O direito privado desenvolve-se, simultaneamente com a propriedade privada, a partir da dissolução da comunidade natural. Entre os Romanos, o desenvolvimento da propriedade privada e do direito privado não teve consequências industriais e comerciais posteriores, porque todo o seu modo de produção permaneceu o mesmo. Entre os povos modernos, onde a comunidade feudal foi dissolvida pela indústria e pelo comércio, com o aparecimento da propriedade privada e do direito privado teve início numa nova fase, capaz de desenvolvimento posterior. Logo a primeira cidade que na Idade Média realizou um extenso comércio marítimo, Amalfi, formou também o direito marítima. Assim que, primeiro na Itália e mais tarde noutros países, a indústria e o comércio deram novo desenvolvimento à propriedade privada, foi logo retomado e elevado a autoridade o direito privado romano, que já estava desenvolvido. Quando, mais tarde, a burguesia tinha alcançado tanto poder que os príncipes fizeram seus os interesses dela, para derrubarem, por meio da burguesia, a nobreza feudal, começou em todos os países — em França no século XVI — o verdadeiro desenvolvimento do direito, que em todos os países , à excepção da Inglaterra, se processou com base no código romano. Também em Inglaterra tiveram de ser introduzidos princípios do direito romano para um maior desenvolvimento do direito privado (especialmente no caso da propriedade móvel). (Não esquecer que o direito, como a religião, não tem uma história própria.)

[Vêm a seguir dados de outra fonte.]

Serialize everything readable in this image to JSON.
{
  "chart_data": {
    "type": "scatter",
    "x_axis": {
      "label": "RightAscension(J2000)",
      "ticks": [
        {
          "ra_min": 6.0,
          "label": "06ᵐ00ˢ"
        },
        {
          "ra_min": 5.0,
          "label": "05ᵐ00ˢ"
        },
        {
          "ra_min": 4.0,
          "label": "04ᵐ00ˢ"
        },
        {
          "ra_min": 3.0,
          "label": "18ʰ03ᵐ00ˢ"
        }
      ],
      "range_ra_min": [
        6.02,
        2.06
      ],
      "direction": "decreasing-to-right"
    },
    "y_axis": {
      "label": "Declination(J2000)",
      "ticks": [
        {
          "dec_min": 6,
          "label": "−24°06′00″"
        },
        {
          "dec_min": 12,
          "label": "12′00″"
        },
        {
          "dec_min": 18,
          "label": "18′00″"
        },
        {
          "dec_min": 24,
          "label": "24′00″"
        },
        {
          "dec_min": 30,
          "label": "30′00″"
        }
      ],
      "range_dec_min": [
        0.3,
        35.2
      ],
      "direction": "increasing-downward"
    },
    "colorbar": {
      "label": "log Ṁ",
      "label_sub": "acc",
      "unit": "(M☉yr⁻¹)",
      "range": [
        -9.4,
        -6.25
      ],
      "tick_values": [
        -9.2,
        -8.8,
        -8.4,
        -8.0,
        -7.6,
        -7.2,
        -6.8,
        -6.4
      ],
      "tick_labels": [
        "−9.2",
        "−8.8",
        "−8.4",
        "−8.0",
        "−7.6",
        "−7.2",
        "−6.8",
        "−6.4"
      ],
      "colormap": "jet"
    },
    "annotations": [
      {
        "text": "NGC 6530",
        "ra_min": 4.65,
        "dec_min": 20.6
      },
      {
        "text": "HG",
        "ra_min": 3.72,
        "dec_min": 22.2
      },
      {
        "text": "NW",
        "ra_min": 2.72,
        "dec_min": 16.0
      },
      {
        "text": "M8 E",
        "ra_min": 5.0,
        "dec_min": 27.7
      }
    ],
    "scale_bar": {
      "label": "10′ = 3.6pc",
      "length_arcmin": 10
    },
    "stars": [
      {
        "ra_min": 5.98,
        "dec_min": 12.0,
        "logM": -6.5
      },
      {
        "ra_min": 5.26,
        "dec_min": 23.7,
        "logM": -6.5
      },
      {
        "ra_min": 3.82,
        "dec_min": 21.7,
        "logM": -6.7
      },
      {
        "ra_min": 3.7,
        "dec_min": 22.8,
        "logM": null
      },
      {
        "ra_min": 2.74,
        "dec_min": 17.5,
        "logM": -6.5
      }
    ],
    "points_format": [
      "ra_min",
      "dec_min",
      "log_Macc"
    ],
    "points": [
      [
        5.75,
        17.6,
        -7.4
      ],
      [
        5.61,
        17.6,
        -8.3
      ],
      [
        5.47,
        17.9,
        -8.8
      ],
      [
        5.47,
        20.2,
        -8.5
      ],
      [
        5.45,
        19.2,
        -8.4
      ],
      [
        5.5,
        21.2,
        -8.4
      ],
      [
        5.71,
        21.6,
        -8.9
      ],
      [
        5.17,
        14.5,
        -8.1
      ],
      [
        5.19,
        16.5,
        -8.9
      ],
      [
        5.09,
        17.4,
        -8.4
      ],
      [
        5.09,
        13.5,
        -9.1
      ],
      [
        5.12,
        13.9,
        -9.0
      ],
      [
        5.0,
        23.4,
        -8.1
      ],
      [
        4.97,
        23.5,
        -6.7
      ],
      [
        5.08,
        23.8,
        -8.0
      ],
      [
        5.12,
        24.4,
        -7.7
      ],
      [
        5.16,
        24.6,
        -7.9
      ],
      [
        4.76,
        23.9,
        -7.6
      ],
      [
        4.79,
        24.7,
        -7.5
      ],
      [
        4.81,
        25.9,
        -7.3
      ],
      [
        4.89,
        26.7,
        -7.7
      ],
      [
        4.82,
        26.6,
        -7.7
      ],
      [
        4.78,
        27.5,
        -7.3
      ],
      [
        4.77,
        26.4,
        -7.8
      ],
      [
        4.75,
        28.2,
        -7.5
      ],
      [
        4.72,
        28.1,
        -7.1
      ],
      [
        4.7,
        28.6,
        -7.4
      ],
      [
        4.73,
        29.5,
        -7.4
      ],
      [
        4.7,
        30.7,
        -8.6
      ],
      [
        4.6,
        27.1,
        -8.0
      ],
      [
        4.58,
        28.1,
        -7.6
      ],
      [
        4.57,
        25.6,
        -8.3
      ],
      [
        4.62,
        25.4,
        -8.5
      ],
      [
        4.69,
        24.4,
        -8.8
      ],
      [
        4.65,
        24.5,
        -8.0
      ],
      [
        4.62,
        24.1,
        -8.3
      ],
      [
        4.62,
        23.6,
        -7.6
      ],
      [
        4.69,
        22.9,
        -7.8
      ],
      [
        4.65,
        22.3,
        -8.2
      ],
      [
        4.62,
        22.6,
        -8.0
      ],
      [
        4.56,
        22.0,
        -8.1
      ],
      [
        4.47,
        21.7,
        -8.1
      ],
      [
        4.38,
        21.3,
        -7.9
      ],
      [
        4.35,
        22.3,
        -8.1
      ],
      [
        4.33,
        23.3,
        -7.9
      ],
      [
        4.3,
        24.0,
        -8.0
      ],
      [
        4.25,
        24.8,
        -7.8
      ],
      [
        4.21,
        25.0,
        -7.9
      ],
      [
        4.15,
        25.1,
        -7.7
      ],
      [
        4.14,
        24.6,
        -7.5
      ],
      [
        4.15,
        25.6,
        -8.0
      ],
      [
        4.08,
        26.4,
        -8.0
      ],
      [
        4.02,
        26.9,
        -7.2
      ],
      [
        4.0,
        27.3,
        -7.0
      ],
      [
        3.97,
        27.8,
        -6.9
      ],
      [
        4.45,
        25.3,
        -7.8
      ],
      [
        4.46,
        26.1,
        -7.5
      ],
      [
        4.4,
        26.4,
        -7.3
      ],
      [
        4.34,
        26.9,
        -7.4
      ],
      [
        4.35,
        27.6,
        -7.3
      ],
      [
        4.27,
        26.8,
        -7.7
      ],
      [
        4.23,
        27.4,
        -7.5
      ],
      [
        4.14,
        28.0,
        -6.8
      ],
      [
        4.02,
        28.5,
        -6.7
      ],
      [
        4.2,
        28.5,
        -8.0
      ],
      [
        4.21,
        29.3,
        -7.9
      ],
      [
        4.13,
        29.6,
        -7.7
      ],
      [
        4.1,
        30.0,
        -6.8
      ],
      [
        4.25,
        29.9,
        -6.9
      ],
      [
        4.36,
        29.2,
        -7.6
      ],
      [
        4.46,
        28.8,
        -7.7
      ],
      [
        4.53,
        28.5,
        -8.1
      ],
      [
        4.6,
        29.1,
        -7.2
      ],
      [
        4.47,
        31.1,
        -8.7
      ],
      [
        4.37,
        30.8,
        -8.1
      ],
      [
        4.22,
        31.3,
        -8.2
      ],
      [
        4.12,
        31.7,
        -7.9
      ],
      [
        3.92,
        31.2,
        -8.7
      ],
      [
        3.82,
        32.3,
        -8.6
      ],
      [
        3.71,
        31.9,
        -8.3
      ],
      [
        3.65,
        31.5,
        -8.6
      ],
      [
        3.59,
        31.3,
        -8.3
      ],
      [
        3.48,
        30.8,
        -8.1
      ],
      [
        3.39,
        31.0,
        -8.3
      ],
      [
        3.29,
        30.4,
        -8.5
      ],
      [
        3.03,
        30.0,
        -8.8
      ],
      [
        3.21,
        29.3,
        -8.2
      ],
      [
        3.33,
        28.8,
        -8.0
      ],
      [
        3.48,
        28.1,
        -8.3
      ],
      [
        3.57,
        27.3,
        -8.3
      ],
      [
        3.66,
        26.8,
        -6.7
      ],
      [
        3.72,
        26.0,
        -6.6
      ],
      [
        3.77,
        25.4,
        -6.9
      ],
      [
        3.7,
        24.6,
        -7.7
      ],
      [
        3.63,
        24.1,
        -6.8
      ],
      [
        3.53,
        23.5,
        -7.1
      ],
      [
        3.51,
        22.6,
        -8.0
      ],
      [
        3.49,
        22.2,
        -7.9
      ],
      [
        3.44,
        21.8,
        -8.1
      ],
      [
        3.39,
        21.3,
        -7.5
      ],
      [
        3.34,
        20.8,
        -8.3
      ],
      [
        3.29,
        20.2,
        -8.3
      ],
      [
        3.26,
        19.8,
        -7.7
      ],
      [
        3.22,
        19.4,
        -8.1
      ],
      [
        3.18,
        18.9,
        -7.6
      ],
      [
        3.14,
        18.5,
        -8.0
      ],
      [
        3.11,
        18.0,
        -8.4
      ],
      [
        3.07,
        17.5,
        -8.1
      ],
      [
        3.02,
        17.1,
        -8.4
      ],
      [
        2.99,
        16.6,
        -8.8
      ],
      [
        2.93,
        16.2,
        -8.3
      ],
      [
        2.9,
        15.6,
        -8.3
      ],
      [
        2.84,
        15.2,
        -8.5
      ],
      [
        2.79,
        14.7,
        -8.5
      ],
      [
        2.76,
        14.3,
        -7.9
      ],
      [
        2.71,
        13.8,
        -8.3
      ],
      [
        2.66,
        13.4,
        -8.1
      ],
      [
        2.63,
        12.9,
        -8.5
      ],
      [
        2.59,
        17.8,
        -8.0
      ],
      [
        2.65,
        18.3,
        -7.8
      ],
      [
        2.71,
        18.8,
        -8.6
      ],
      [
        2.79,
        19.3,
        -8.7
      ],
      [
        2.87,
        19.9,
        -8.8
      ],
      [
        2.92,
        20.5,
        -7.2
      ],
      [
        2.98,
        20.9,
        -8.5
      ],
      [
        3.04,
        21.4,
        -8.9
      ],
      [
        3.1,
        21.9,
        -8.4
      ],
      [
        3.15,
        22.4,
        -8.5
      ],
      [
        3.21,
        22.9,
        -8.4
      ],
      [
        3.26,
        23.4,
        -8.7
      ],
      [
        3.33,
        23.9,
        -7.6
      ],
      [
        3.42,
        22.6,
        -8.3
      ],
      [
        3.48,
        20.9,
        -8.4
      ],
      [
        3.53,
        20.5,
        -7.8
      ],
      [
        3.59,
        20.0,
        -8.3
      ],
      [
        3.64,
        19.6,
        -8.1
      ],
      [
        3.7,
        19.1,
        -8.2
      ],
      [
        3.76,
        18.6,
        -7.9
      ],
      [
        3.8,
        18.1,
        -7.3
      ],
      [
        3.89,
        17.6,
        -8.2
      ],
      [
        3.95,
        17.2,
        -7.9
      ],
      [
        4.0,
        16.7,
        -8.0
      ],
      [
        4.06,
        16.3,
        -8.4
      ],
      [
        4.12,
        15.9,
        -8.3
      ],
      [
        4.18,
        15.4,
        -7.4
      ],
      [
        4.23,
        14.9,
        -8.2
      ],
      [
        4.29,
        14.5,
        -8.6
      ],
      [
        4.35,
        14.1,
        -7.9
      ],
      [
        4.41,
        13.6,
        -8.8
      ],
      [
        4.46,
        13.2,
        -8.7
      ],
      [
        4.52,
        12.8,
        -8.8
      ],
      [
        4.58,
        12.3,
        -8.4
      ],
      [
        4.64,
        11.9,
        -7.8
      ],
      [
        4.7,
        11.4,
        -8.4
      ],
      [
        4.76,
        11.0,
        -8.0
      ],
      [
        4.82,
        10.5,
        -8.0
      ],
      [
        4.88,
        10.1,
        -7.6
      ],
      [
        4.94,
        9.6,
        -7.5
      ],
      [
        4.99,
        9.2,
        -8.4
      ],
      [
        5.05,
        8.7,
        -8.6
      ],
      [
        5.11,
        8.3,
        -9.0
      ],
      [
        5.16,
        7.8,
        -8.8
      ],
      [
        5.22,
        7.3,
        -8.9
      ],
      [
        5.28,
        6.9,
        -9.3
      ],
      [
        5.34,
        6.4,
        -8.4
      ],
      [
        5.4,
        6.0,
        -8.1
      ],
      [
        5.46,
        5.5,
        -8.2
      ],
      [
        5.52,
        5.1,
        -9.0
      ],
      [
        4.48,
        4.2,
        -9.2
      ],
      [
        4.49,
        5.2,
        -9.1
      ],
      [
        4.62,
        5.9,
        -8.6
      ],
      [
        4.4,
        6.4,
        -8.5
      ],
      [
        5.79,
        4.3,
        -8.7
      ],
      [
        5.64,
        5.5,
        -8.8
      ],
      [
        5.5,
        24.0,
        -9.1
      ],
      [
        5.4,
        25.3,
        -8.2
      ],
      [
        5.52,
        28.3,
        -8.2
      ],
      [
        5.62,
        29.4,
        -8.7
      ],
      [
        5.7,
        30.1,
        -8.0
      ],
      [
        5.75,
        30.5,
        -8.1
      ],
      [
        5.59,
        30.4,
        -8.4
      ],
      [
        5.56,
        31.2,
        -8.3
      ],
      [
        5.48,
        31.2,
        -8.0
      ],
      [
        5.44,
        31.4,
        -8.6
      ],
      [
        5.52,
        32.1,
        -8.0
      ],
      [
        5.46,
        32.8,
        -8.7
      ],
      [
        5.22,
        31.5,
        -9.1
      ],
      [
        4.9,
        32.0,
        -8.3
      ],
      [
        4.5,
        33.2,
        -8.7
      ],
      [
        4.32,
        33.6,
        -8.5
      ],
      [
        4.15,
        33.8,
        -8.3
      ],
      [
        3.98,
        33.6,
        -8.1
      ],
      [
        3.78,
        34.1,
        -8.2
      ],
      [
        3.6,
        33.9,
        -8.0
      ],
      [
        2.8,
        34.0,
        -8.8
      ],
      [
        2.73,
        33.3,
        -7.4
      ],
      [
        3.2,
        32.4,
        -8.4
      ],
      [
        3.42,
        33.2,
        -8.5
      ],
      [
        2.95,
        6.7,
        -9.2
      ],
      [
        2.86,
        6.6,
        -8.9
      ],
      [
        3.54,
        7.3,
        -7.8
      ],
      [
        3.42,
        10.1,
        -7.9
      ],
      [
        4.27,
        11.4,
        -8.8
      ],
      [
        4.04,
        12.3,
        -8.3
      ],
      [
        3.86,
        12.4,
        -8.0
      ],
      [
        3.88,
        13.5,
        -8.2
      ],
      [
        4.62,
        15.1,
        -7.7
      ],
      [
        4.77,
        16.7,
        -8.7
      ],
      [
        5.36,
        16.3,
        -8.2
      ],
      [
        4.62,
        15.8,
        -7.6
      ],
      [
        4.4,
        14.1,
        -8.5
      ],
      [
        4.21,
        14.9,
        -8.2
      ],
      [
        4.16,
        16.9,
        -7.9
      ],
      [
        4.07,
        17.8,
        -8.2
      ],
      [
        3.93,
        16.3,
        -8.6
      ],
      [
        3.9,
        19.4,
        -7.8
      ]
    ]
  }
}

No direito privado, as relações de propriedade vigentes são expressas como resultado da vontade geral. O próprio jus utendi et abutendi exprime, por um lado, o facto de que a propriedade se tornou completamente independente da comunidade, e, por outro lado, a ilusão de que a própria propriedade privada assentaria na mera vontade privada, na disposição arbitrária da coisa. Na prática, o abuti( tem barreiras económicas muito determinadas para o proprietário privado, se este não quiser ver a sua propriedade e, como ela, o seu jus abutendi passar para outras mãos, porque a verdade é que a coisa, considerada meramente em relação com a sua vontade, não é coisa nenhuma, mas só se torna uma coisa, propriedade real, no intercâmbio, e independentemente do direito (uma relação a que os filósofos chamam uma ideia). Esta ilusão jurídica, que reduz o direito à mera vontade, conduz necessariamente, no desenvolvimento posterior das relações de propriedade, a que alguém possa ter título jurídico a alguma coisa sem ter realmente a coisa. Se, por exemplo, é eliminada pela concorrência a renda de uma parcela de terra, o proprietário desta tem título jurídico àquela, juntamente com o jus utendi et abutendi. Mas com eles nada pode fazer, como proprietário fundiário nada possui se, por outro lado, não possuir capital suficiente para cultivar o seu solo. Pela mesma ilusão dos juristas se explica que para eles, e para todos os códigos em geral, seja acidental que indivíduos entrem em relações entre si, por exemplo, contratos, e que para eles estas relações sejam daquelas em que se [pode] entrar ou não entrar, conforme se queira, e cujo conteúdo [ass]enta completamente na [vontade] livre dos contraentes.
Todas as vezes que, pelo desenvolvi[mento] da indústria e do comércio, se formaram novas formas de intercâmbio, por exemplo, companhias de seguros e outras, o direito foi sempre obrigado a incluí-las entre os modos de aquisição de propriedade.